Monday 21 October 2013

Power at any cost

It was announced today that a new nuclear energy plant is to be built in Britain, a development described by the government as ‘historic’. Well, it is historic but perhaps not in ways that give any great cause for celebration. It is the first time that a nuclear power station has been built in Britain not by the government but by private investors, principally state-owned companies in China and France. It is an extraordinary irony that the privatization of British electricity generation – on the basis of the supposed virtues of the private sector – has ended up with paying overseas public companies to do what used to be done by the British state. It is nevertheless underwritten by the British state: there is no risk for the investors both in the specific sense that they are guaranteed a future revenue stream set at twice the level of present prices and in the more diffuse sense that, ultimately, the state will be responsible for ensuring power supplies come what may.

The deal resembles the PFI deals extensively used for public investment in Britain and elsewhere over recent decades. In these, present private investment is paid for by guaranteed long-term future expensive payments from the public purse. Notionally risk is transferred from the state but that is indeed notional since, when public services are at stake, the risk ends up back with the government, as happened for example with the London Underground. PFI has been widely criticised for its poor value.
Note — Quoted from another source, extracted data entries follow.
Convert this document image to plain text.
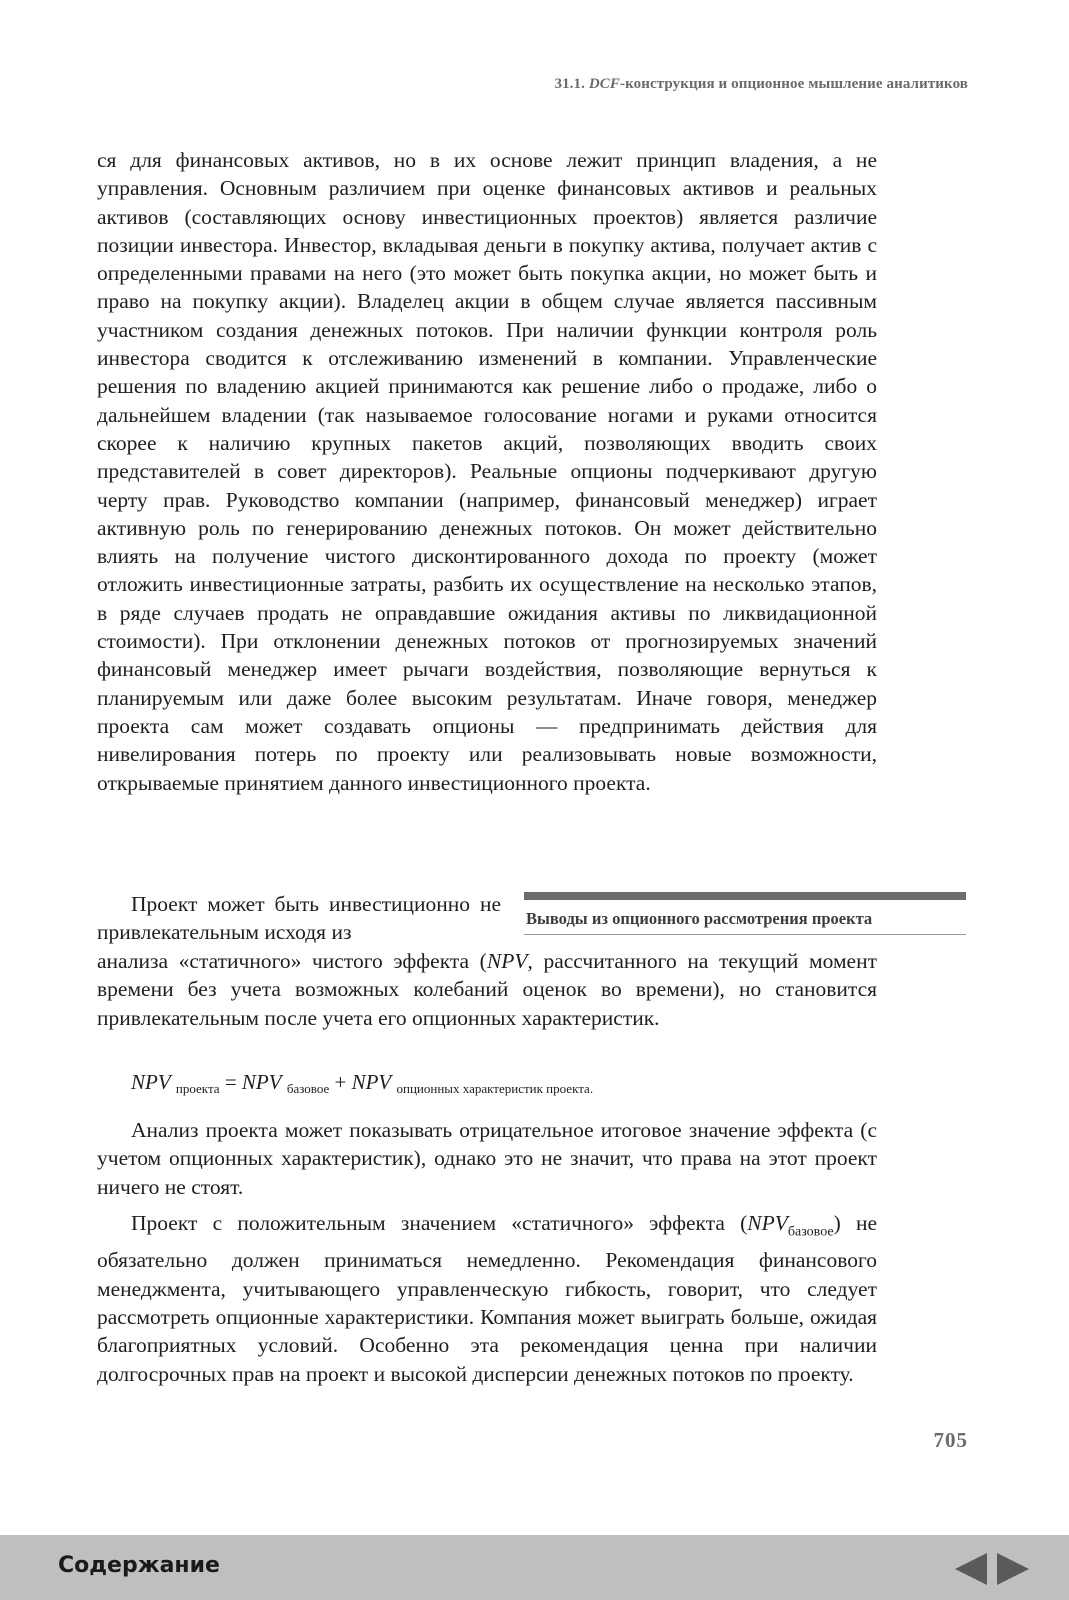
31.1. DCF-конструкция и опционное мышление аналитиков

ся для финансовых активов, но в их основе лежит принцип владения, а не управления. Основным различием при оценке финансовых активов и реальных активов (составляющих основу инвестиционных проектов) является различие позиции инвестора. Инвестор, вкладывая деньги в покупку актива, получает актив с определенными правами на него (это может быть покупка акции, но может быть и право на покупку акции). Владелец акции в общем случае является пассивным участником создания денежных потоков. При наличии функции контроля роль инвестора сводится к отслеживанию изменений в компании. Управленческие решения по владению акцией принимаются как решение либо о продаже, либо о дальнейшем владении (так называемое голосование ногами и руками относится скорее к наличию крупных пакетов акций, позволяющих вводить своих представителей в совет директоров). Реальные опционы подчеркивают другую черту прав. Руководство компании (например, финансовый менеджер) играет активную роль по генерированию денежных потоков. Он может действительно влиять на получение чистого дисконтированного дохода по проекту (может отложить инвестиционные затраты, разбить их осуществление на несколько этапов, в ряде случаев продать не оправдавшие ожидания активы по ликвидационной стоимости). При отклонении денежных потоков от прогнозируемых значений финансовый менеджер имеет рычаги воздействия, позволяющие вернуться к планируемым или даже более высоким результатам. Иначе говоря, менеджер проекта сам может создавать опционы — предпринимать действия для нивелирования потерь по проекту или реализовывать новые возможности, открываемые принятием данного инвестиционного проекта.

Выводы из опционного рассмотрения проекта
Проект может быть инвестиционно не привлекательным исходя из

анализа «статичного» чистого эффекта (NPV, рассчитанного на текущий момент времени без учета возможных колебаний оценок во времени), но становится привлекательным после учета его опционных характеристик.

NPV $_{проекта}$ = NPV $_{базовое}$ + NPV $_{опционных характеристик проекта.}$

Анализ проекта может показывать отрицательное итоговое значение эффекта (с учетом опционных характеристик), однако это не значит, что права на этот проект ничего не стоят.

Проект с положительным значением «статичного» эффекта $(NPV_{базовое})$ не обязательно должен приниматься немедленно. Рекомендация финансового менеджмента, учитывающего управленческую гибкость, говорит, что следует рассмотреть опционные характеристики. Компания может выиграть больше, ожидая благоприятных условий. Особенно эта рекомендация ценна при наличии долгосрочных прав на проект и высокой дисперсии денежных потоков по проекту.

705
Содержание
It is difficult to overstate the folly of these kinds of deals, and not just financially. Thinking about energy in particular (but also transport, healthcare etc.) the idea that key, strategic, services can so casually be handed over by governments is breath taking. With PFI it could be understood as an infatuation with the private sector in line with neo-liberal ideology. But in the case of the new power station there is not even that explanation. Instead, it actually shows the bankruptcy – literally – of that ideology, because it shows that the shrivelled neo-liberal state has no option other than to bribe the state-owned companies of other countries to do what it no longer has the skills or the capital to do itself – whatever the cost.